Confronted with his wife Olga's chronic kidney disease, he donated one of his kidneys to her in 2006. Sensitized by this experience, he became involved in patient movements, with the Renaloo association, of which he became vice-president, and as co-founder of the Demain la Greffe think-tank.
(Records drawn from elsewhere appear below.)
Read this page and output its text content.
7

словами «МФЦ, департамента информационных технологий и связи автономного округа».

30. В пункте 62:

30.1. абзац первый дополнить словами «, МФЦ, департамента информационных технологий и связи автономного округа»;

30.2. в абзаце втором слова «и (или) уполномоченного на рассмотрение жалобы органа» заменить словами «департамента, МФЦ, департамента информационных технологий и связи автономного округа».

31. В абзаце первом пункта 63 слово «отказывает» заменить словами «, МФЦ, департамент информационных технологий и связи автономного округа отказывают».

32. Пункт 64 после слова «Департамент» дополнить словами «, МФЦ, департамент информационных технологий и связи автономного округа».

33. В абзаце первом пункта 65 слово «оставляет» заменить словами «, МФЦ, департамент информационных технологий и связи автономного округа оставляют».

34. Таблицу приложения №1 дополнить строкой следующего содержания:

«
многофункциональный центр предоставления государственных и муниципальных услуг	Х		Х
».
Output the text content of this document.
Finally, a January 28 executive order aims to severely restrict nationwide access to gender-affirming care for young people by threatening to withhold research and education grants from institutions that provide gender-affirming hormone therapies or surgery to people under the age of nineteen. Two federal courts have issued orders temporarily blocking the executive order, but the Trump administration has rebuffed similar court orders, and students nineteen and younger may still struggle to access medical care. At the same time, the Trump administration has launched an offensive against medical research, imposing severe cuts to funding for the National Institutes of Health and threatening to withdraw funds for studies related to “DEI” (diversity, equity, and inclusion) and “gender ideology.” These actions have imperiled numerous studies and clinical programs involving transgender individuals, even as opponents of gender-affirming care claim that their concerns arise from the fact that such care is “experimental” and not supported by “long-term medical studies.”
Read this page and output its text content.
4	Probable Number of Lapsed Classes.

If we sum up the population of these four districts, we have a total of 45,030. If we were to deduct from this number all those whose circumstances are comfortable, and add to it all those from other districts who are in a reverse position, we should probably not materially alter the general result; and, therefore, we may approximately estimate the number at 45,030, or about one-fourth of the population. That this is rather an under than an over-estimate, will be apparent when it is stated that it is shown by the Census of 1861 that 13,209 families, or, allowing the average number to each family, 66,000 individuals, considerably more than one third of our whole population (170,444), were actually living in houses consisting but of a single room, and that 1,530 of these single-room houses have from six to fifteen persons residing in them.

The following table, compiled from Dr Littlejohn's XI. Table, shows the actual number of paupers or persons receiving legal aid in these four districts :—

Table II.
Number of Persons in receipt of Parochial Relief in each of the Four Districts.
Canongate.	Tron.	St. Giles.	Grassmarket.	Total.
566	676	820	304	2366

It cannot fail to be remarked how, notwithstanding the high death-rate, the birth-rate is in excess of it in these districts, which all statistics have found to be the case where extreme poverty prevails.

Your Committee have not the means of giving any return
In 2007, he signed the “appel des intellectuels” calling for a vote for Ségolène Royal.

==Works==
- (tr. with Pierre Clinquart) Anthropologie by Edward Sapir, 1967.
- (with Roger Establet) L'ecole capitaliste en France, 1971
- (with Roger Establet and Jacques Malemort) La petite bourgeoisie en France, 1974
- (with Roger Establet, Jacques Toiser and P. O Flavigny) Qui travaille pour qui, 1979
- (with Roger Establet) Durkheim et le suicide, 1984
- (with Roger Establet) Le Niveau monte, 1989
- (with Roger Establet) Allez les filles!, 1992
- (with Roger Establet) Maurice Halbwachs: consommation et société, 1994
- (with M. Gollac, Céline Bessière et al) Travailler pour être heureux? le bonheur et le travail en France, 2003
- (with Roger Establet) Suicide: l'envers de notre monde, 2006. Translated into English as Suicide: The Hidden Side of Modernity, 2008
- (ed. with Marie Jaisson) Maurice Halbwachs, sociologue retrouvé, 2007
- (with Roger Establet) L'élitisme républicain: l'école française à l'épreuve des comparaisons internationales, 2009

==Bibliography==
- Cécile Daumas, "Le don de soi", Libération, 6 February 2010.